Local Measures for Los Angeles County
Shall an ordinance ensuring local firefighter/paramedic emergency response, involving house fires, wildfires, heart attacks, strokes, and car accidents, to hire/train firefighter/paramedics, upgrade/replace aging firefighter safety equipment, vehicles, facilities, life-saving rescue tools, and emergency communications technology, by levying 6 cents per square foot of certain parcel improvements, providing $134 million annually, limited to 2% annual adjustment, until ended by voters, exempting low-income seniors, with independent citizens oversight, be adopted?
A"yes" vote supports authorizing the district to levy an annual parcel tax of $0.06 per square foot of structural improvements on property up to 100,000 square feet and excluding parking areas.
A"no" vote opposes authorizing the district to levy an annual parcel tax of $0.06 per square foot of structural improvements on property up to 100,000 square feet and excluding parking areas.
As Southern California dealt with a slew of wildfires in 2018, the Los Angeles County Fire Department found itself overwhelmed as the fires pushed firefighters and their equipment to its limits. That's why the department is asking for a new parcel tax to help fund the hiring of additional firefighters and paramedics, upgrade its equipment and better serve the public. The parcel tax would be 6 cents per square foot on residential and commercial buildings, with the taxable area capped at 100,000 square feet.

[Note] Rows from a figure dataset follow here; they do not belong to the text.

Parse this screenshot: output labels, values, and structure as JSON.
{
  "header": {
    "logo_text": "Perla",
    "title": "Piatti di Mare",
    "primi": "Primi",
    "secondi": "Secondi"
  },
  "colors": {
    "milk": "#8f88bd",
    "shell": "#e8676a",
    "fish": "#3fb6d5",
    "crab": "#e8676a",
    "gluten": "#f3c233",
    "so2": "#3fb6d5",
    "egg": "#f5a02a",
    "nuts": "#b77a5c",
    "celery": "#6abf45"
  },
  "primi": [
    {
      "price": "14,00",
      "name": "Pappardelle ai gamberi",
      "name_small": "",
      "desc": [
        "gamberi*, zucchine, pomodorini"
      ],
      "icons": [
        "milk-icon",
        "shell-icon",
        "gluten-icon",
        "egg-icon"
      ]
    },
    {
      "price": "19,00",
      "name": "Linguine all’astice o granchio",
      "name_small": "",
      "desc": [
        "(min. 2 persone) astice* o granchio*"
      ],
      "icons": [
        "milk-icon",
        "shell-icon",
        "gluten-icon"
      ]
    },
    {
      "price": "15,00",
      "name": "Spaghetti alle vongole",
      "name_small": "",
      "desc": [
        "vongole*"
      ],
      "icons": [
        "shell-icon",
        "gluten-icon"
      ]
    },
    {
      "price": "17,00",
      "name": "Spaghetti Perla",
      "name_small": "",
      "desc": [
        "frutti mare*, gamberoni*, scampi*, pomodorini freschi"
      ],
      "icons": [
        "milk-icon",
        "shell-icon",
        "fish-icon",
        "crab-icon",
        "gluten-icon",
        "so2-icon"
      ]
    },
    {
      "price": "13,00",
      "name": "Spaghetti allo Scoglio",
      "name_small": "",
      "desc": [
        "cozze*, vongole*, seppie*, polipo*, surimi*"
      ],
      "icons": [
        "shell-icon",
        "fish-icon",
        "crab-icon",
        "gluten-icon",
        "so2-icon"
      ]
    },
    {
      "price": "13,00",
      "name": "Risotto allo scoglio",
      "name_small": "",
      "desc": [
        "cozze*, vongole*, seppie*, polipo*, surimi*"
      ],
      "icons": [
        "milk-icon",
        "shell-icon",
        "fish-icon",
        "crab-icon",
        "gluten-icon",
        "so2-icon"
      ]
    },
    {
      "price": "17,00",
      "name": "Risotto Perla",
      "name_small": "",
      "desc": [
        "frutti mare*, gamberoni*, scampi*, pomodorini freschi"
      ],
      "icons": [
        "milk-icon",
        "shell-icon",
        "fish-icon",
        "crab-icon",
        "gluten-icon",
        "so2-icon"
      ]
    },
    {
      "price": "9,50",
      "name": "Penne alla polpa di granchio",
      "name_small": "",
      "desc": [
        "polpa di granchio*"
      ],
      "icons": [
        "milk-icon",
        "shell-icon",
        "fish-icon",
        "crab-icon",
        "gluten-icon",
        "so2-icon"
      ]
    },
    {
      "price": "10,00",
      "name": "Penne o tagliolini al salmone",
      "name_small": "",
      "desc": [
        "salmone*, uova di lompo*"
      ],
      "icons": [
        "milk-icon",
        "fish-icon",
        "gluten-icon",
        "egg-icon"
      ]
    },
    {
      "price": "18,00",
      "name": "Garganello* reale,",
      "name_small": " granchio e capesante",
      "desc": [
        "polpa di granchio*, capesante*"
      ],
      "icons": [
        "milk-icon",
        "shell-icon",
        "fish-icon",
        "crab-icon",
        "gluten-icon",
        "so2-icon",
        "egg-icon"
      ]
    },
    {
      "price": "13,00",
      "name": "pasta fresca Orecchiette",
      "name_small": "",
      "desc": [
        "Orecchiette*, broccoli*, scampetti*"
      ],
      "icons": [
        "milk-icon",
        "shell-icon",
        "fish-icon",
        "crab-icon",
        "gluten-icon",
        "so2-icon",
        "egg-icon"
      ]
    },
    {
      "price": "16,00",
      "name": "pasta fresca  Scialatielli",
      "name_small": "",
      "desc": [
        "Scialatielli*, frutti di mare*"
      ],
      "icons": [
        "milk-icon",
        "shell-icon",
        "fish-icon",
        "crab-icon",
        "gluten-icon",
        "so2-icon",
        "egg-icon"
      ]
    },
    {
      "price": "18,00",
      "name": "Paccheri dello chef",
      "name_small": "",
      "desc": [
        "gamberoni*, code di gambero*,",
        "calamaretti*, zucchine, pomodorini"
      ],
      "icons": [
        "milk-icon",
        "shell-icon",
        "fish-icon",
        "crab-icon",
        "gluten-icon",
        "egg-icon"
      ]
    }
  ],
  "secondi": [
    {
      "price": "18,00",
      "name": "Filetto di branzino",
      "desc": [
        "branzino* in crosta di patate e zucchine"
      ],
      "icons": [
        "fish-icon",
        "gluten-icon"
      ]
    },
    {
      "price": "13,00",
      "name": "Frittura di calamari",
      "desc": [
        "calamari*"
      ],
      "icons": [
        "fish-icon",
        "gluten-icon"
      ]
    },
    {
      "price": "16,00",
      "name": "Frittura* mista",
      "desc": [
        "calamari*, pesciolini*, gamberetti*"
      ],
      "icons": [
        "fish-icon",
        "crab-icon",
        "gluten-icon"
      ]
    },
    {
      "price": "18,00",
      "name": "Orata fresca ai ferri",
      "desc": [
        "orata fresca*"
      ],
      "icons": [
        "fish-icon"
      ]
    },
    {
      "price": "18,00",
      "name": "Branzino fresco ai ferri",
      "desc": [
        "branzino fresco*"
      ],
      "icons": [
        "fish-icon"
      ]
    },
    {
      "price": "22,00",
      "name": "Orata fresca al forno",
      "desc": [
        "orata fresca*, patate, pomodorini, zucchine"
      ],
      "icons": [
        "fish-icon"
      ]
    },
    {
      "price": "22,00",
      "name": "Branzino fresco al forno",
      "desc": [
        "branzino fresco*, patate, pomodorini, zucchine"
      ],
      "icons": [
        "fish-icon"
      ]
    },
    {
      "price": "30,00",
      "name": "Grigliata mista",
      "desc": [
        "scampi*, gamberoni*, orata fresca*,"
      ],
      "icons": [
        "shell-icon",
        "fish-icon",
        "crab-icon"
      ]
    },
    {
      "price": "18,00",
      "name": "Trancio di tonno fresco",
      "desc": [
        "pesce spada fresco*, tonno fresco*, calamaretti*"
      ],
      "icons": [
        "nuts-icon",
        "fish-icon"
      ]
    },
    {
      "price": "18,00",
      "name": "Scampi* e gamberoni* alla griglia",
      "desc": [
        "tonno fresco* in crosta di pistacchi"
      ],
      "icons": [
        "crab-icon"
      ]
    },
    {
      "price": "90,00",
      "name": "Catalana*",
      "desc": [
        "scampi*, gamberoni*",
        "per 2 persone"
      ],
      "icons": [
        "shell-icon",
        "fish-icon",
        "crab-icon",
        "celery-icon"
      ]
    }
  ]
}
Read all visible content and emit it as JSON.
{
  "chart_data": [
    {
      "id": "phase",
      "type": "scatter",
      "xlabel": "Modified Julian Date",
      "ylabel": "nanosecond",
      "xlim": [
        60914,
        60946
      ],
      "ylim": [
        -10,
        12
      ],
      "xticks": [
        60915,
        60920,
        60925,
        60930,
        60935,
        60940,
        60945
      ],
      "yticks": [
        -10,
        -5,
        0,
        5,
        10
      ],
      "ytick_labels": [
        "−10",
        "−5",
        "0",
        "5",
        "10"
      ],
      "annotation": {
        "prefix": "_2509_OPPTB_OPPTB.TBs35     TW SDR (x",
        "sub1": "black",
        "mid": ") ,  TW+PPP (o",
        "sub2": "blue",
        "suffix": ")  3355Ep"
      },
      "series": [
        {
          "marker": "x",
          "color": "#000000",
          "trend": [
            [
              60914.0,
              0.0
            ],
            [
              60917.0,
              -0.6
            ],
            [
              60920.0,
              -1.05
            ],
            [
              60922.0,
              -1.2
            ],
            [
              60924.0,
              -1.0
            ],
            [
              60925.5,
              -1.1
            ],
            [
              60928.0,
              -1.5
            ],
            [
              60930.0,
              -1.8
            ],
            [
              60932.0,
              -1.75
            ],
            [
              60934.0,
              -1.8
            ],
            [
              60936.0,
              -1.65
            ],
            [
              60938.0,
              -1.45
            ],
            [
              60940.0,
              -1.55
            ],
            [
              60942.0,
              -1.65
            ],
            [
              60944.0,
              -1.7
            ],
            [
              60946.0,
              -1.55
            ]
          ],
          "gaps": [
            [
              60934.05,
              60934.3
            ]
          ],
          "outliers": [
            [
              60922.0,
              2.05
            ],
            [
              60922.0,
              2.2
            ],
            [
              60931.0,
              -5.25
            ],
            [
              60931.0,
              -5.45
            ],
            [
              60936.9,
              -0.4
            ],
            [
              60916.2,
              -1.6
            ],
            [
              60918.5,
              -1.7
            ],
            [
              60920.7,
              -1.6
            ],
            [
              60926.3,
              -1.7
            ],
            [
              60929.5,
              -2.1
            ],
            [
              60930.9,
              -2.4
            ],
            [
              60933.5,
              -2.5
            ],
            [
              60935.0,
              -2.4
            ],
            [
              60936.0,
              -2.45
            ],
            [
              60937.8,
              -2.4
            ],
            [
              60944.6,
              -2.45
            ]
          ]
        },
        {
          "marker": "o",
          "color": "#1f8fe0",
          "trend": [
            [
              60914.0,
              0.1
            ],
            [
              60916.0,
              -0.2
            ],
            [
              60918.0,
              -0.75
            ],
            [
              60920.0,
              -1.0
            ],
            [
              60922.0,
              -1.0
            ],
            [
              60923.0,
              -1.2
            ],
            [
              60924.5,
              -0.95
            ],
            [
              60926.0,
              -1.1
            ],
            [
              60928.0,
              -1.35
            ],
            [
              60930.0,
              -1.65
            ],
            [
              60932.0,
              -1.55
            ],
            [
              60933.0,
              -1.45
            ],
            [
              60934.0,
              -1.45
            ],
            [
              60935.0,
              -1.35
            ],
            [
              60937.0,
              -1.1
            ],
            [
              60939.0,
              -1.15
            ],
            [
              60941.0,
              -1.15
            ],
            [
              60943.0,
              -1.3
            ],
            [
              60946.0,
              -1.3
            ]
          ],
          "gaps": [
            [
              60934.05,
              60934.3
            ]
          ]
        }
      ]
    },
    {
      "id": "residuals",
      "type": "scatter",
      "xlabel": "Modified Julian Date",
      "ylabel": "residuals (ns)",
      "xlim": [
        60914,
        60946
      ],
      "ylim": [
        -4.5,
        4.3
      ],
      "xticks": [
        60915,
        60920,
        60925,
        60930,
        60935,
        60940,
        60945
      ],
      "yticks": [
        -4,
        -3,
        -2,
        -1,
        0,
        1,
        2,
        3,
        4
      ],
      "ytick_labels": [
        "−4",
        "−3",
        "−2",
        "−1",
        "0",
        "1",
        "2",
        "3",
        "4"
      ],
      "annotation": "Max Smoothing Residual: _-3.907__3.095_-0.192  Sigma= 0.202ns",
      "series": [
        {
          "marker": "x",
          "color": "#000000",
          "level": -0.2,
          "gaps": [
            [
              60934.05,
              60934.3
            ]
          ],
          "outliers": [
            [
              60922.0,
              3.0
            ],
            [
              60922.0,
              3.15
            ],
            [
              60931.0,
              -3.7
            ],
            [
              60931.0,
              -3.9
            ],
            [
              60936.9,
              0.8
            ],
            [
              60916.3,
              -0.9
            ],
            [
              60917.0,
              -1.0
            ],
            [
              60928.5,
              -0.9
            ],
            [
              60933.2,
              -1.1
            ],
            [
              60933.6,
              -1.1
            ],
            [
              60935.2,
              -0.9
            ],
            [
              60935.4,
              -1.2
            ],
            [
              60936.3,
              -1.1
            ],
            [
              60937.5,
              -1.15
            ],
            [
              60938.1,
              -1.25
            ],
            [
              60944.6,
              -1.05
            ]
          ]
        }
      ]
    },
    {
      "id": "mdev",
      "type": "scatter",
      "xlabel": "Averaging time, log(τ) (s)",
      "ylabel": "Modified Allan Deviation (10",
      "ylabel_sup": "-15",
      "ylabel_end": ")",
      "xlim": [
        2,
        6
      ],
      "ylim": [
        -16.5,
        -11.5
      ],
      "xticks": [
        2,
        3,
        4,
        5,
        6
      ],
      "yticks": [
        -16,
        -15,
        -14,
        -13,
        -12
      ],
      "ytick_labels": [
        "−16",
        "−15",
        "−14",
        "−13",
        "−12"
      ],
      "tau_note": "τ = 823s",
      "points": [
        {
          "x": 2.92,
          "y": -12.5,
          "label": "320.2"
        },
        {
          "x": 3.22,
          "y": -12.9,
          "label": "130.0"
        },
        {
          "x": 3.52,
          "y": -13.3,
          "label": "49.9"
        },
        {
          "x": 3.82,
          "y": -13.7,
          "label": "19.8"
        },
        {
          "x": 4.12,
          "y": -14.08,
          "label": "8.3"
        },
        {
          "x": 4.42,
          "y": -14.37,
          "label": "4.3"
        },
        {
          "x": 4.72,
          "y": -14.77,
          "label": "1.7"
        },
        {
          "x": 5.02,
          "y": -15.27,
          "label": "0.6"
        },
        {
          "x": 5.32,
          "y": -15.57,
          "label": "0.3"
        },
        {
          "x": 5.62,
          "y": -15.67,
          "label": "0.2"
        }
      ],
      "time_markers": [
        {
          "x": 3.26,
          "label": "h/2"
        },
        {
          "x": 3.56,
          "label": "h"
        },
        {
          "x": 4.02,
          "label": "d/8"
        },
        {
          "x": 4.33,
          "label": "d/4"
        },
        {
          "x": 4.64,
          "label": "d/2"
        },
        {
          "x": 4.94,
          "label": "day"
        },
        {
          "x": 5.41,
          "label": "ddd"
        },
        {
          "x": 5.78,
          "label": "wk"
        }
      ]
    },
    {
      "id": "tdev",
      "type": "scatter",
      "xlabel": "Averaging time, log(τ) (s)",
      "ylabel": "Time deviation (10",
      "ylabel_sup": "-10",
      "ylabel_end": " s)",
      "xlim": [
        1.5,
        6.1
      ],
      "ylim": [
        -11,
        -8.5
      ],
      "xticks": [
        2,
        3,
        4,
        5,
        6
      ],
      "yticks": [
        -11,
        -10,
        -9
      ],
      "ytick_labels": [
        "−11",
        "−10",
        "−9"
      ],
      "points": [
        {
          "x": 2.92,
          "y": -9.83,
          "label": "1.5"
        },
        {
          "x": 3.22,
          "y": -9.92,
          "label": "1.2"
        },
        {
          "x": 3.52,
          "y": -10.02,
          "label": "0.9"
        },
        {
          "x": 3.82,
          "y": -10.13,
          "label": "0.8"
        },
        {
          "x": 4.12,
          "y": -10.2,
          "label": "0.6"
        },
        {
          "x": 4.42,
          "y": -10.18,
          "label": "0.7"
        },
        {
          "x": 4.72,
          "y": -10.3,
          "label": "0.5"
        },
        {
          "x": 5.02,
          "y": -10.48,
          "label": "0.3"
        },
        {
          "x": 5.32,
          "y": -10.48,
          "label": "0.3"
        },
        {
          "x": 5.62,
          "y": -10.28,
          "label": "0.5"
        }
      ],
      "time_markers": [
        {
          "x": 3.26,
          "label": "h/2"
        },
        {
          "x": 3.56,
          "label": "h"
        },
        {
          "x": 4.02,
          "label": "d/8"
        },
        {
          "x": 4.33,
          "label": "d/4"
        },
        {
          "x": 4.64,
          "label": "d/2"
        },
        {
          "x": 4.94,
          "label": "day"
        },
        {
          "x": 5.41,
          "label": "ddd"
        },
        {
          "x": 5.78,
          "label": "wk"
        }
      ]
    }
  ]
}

The measure requires two-thirds approval by voters to pass.
Measure R: Los Angeles County, California, Measure R, Civilian Police Oversight Commission and Jail Plan Initiative
Shall the measure amending Chapter 3.79 of the Los Angeles County Code to revise the duties and powers of the Sheriff Civilian Oversight Commission to investigate Sheriff-related issues, compel production of records and witnesses, review and evaluate the Office of the Inspector General's handling of complaints, and develop a recommended jail plan, be adopted?
A "yes" vote supports authorizing the Sheriff Civilian Oversight Commission to develop a plan designed to reduce jail population and incarceration and granting the commission subpoena power to investigate complaints.
A "no" vote opposes authorizing the Sheriff Civilian Oversight Commission to develop a plan designed to reduce jail population and incarceration and granting the commission subpoena power to investigate complaints.
Measure R was placed on the ballot in part to strengthen civilian oversight over L.A. County's jail system and help it focus on improving psychiatric care, drug treatment and other services for people who are sent to jail.
The measure would improve on previous reforms by giving the Los Angeles County Sheriff Civilian Oversight Commission the power to subpoena witnesses and documents relevant to citizen's or inmate's complaints. The measure also requires the Commission to issue a Comprehensive Public Safety Reinvestment Plan to be presented to the Los Angeles County Board of Supervisors and published to the public seven months after its adoption. The plan must include a feasibility study regarding the plan's implementation, strategies to reduce the county's jail population through mental health treatment, and a timeline and detailed allocation of resources for the plan.